El nuevo califato del siglo XXI, en pleno centro de Eurasia, comporta implicaciones profundas en el triángulo geoestratégico de los RIC, donde existen importantes «minorías» islámicas, a diferencia de Estados Unidos y todo el continente americano, donde la presencia musulmana es microscópica: 0,8% de la población en Estados Unidos; 0,42% en Sudamérica y 1,6% en todo el continente americano.
Es mi hipótesis que el nuevo califato del siglo XXI y su yihad global, tanto petrolera como geopolítica, carcome las fronteras islámicas del «triángulo RIC» y desestabiliza su conformación demográfica interna –con un total de casi 200 millones de musulmanes en su seno–, tomando en cuenta la doble «contención» que Estados Unidos trata de imponer contra Rusia y China (mediante la doctrina Obama).

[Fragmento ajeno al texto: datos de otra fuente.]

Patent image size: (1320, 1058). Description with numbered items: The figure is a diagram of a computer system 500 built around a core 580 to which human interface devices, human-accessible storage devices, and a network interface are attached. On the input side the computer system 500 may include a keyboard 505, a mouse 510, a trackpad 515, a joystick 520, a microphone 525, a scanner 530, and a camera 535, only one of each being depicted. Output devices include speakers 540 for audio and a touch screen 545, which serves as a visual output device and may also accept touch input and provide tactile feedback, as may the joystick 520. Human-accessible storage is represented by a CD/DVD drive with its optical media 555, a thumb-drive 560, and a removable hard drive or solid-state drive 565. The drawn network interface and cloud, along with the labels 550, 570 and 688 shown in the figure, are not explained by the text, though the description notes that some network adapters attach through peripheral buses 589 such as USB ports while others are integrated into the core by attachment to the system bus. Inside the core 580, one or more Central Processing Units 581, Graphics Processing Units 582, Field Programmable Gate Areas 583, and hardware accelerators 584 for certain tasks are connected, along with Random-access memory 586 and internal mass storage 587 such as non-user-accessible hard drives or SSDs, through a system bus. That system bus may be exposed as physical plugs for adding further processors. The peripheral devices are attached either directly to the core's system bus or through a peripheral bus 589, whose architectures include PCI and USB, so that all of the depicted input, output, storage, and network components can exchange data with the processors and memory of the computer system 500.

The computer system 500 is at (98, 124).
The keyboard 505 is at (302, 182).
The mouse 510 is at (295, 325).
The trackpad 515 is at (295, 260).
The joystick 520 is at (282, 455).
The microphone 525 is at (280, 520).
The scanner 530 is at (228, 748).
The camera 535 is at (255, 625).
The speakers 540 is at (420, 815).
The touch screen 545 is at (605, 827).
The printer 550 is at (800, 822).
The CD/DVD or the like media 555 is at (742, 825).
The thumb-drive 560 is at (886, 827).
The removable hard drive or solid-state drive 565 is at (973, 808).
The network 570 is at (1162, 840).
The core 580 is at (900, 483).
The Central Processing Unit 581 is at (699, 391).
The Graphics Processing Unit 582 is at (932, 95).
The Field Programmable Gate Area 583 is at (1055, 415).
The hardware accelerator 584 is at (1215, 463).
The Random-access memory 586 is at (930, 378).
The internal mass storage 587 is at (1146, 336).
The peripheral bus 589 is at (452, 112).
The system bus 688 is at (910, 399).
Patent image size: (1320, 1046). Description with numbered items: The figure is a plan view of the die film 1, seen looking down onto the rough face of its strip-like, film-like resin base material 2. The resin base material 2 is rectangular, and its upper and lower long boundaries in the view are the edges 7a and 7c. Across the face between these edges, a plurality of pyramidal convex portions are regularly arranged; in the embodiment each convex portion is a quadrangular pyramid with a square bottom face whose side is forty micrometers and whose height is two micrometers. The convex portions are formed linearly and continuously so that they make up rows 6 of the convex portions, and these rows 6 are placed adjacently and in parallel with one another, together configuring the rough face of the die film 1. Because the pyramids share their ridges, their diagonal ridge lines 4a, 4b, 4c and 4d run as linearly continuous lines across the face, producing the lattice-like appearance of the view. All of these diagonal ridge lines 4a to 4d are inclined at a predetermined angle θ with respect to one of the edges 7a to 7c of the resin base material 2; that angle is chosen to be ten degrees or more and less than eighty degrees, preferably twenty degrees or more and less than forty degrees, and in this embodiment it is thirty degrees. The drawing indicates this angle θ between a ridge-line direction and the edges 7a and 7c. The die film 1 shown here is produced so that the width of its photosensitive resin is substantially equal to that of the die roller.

Con antelación ya había expuesto el preponderante «factor islámico» en la India, que se encuentra ante un tsunami demográfico y geopolítico.
El presidente ruso Vladimir Putin ya declaró al respecto que
«los acontecimientos provocados por Occidente en Ucrania son una muestra concentrada de una política de contención contra Rusia».
No se pueden soslayar los vasos comunicantes entre Ucrania, el Mar Negro, el Transcáucaso y el Gran Medio Oriente, donde se distingue intensamente el «factor checheno».
A juicio de Putin, después del fracaso del mundo unipolar, «Occidente» pretende imponer a otros países sus principios, convirtiendo el planeta en un «cuartel mundial». ¡Uf!
Durante el paroxismo de la guerra fría, el libro predictivo sobre la disolución de la URSS, El imperio resquebrajado: la revuelta de las naciones en la URSS, de la aristócrata francesa Helène Carrère d’Encausse, exhibió la vulnerabilidad de la URSS debida al galopante crecimiento demográfico de su poligámica población musulmana.
Los políticos de Estados Unidos, entre ellos su vicepresidente Joe Biden, vuelven a repetir el «modelo demográfico» del «imperio resquebrajado», ya reducido a la mínima expresión de Rusia, donde existe una relevante minoría musulmana de alrededor de 15% de su población (20 millones del total) asentada en la región Volga/Ural y en el hipersensible Cáucaso norte (Daguestán, Chechenia, etc.).
En China también existe una «minoría» islámica sunnita muy inquieta, ostensiblemente azuzada desde el exterior: los célebres uigures –de origen mongol, conectados con sus congéneres de Asia central y Turquía–, que predominan en la Región Autónoma de Xinjiang y que ascienden a 10 millones (según el censo de 2010).
La superestratégica región de Xinjiang, con una extensión de 1,6 millones de kilómetros cuadrados, encierra grandes yacimientos de petróleo, constituye la mayor región productora de gas natural de toda China y ostenta importantes reservas de uranio.
La conexión comercial de Xinjiang con Kazajstán es de la mayor importancia geoestratégica en medio de Eurasia.
En fechas recientes, los separatistas uigures sunnitas han intensificado sus atentados en el mero corazón de China, en su capital Pekín.
Los separatistas uigures, que buscan derrocar al gobierno chino local, están inspirados por la teología de la yihad global avant la lettre, teología que ahora proclama y reclama el nuevo califato del siglo XXI, con el que muy bien pudieran conectarse.
Cabe entonces que nos preguntemos: ¿Forman parte del «cuartel mundial» de «Occidente» el nuevo califato del siglo XXI y su yihad global contra los BRICS?